14 avril 2014

Des airs de Troisième (République) ou de cinquième (de collège)

Les électeurs qui ne font plus confiance aux politiciens ont amplement été confortés dans leur scepticisme à leur égard lors du discours de politique générale de Manuel Valls. En voyant le chahut entretenu par les députés sur les bancs de la Droite, ils ont eu la preuve de l’immaturité d’ une partie des « élus du peuple » par leur façon de donner à la Chambre des airs de Troisième République. Personnellement cette atmosphère m’a aussi rappelé les chahuts survenant en classe de cinquième lors des cours de musique. Ah ! Voilà le passéiste de service qui ressert ses souvenirs du lycée Charlemagne ! C’est vrai, mais je n’en avais pas parlé depuis longtemps et comment ne pas le faire lorsque je constate l’infantilisme de ces députés chahuteurs ?

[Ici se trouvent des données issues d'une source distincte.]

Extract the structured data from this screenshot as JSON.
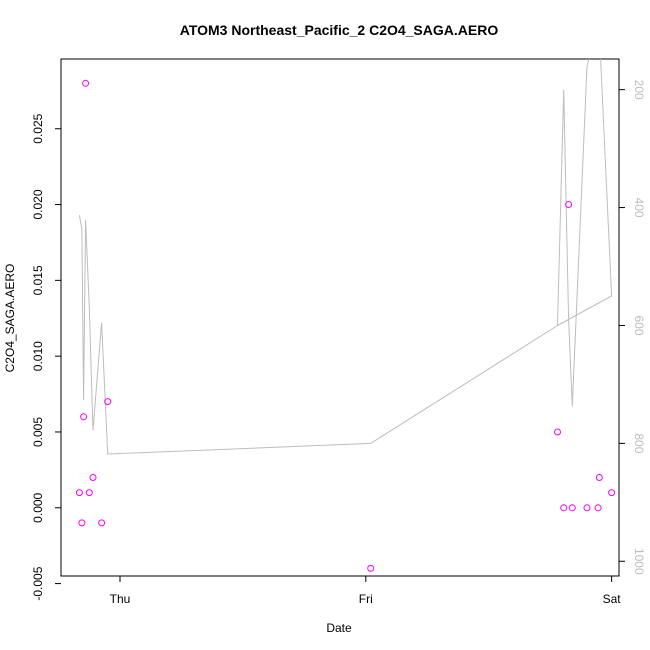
{
  "chart_data": {
    "type": "scatter",
    "title": "ATOM3 Northeast_Pacific_2 C2O4_SAGA.AERO",
    "xlabel": "Date",
    "ylabel": "C2O4_SAGA.AERO",
    "x_tick_labels": [
      "Thu",
      "Fri",
      "Sat"
    ],
    "x_tick_values": [
      0,
      1,
      2
    ],
    "xlim": [
      -0.24,
      2.03
    ],
    "ylim": [
      -0.0045,
      0.0296
    ],
    "y_ticks": [
      -0.005,
      0.0,
      0.005,
      0.01,
      0.015,
      0.02,
      0.025
    ],
    "y_tick_labels": [
      "-0.005",
      "0.000",
      "0.005",
      "0.010",
      "0.015",
      "0.020",
      "0.025"
    ],
    "y2_ticks": [
      200,
      400,
      600,
      800,
      1000
    ],
    "y2_tick_labels": [
      "200",
      "400",
      "600",
      "800",
      "1000"
    ],
    "y2lim_top_to_bottom": [
      148,
      1025
    ],
    "y2_reversed": true,
    "point_color": "#ff00ff",
    "line_color": "#bdbdbd",
    "points": [
      {
        "x": -0.165,
        "y": 0.001
      },
      {
        "x": -0.155,
        "y": -0.001
      },
      {
        "x": -0.148,
        "y": 0.006
      },
      {
        "x": -0.14,
        "y": 0.028
      },
      {
        "x": -0.125,
        "y": 0.001
      },
      {
        "x": -0.11,
        "y": 0.002
      },
      {
        "x": -0.075,
        "y": -0.001
      },
      {
        "x": -0.05,
        "y": 0.007
      },
      {
        "x": 1.02,
        "y": -0.004
      },
      {
        "x": 1.78,
        "y": 0.005
      },
      {
        "x": 1.805,
        "y": 0.0
      },
      {
        "x": 1.825,
        "y": 0.02
      },
      {
        "x": 1.84,
        "y": 0.0
      },
      {
        "x": 1.9,
        "y": 0.0
      },
      {
        "x": 1.945,
        "y": 0.0
      },
      {
        "x": 1.95,
        "y": 0.002
      },
      {
        "x": 2.0,
        "y": 0.001
      }
    ],
    "secondary_series": {
      "type": "line",
      "axis": "right",
      "x": [
        -0.165,
        -0.155,
        -0.152,
        -0.148,
        -0.14,
        -0.125,
        -0.11,
        -0.075,
        -0.05,
        1.02,
        1.78,
        1.805,
        1.825,
        1.84,
        1.9,
        1.945,
        1.95,
        2.0,
        1.78
      ],
      "y": [
        413,
        437,
        564,
        727,
        421,
        569,
        778,
        595,
        818,
        800,
        600,
        200,
        590,
        737,
        160,
        90,
        100,
        550,
        600
      ]
    }
  }
}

Physionomie de l'Assemblée

Physionomie de l'Assemblée. Séance ordinaire

Paradoxalement, Ce n’est pas de cette classe de musique des années 50 dont il sera question ici. Un ancien condisciple l’a déjà fait sur son blog, avec beaucoup de justesse…et de repentir. Celle dont je veux rappeler le souvenir est une classe de chimie, à travers la personnalité du professeur qui la tenait d’une main de fer ; par ses aboiements brefs, il jugulait le moindre brouhaha, comme aurait dû le faire le président de l’Assemblée. J’aurais complètement oublié son nom sans les « Palmarès », publiés tous les ans par le lycée de 1822 jusqu’à une date indéterminée, palmarès où il figure. Dans les fascicules parus avant la dernière guerre, Monsieur Galand apparait en effet sur la liste des personnels de l’établissement; il y figure d’ailleurs  non au titre  de préparateur mais pas d’enseignant.  J’en déduis qu’il est monté en grade après guerre.

La formation à la pédagogie et à la psychologie des enseignants de cette époque déjà lointaine était rudimentaire; j’en ai fait l’expérience et je ne suis pas le seul. Si l’on en juge par les amabilités (raclure, huitre béante, fond de tiroir) servies par certains d’entre eux à des générations d’élèves, comme le rapporte dans sa « Lettre ouverte ” un autre ancien Carolingien « qui a tout appris à Charlemagne », on peut penser qu’elle était effectivement inexistante. Passer de la seule manipulation des éprouvettes à l’initiation à leur emploi devant un public – fût-il d’adolescents – a dû être une rude épreuve pour M. Galand mais, s’il ne tolérait pas le moindre chuchotement dans sa classe, il lui donnait de temps en temps l’occasion d’en faire naître. Il avait en effet une manière très personnelle et sans doute régionale, due à de probables origines provinciales, de prononcer le mot « boite ». Son « Vous mettez le produit dans la petite boëtte… » donnait à plus d’un élève l’envie irrésistible de rire et pas seulement sous cape.

Eh oui Monsieur Galand, si souvent mis en boite, vous êtes de ceux qui ne figurent pas sur les photos de classe puisque vous n’étiez pas le professeur principal et vous n’êtes, pas passé à la postérité. Néanmoins, certains de vos élèves perchés sur les gradins de la classe de chimie du Grand lycée, comme à l’Assemblée nationale, n’ont pas oublié votre silhouette trapue sous votre blouse blanche, votre air bourru, vos regards en coin et vos explosions chimiques…et de colère.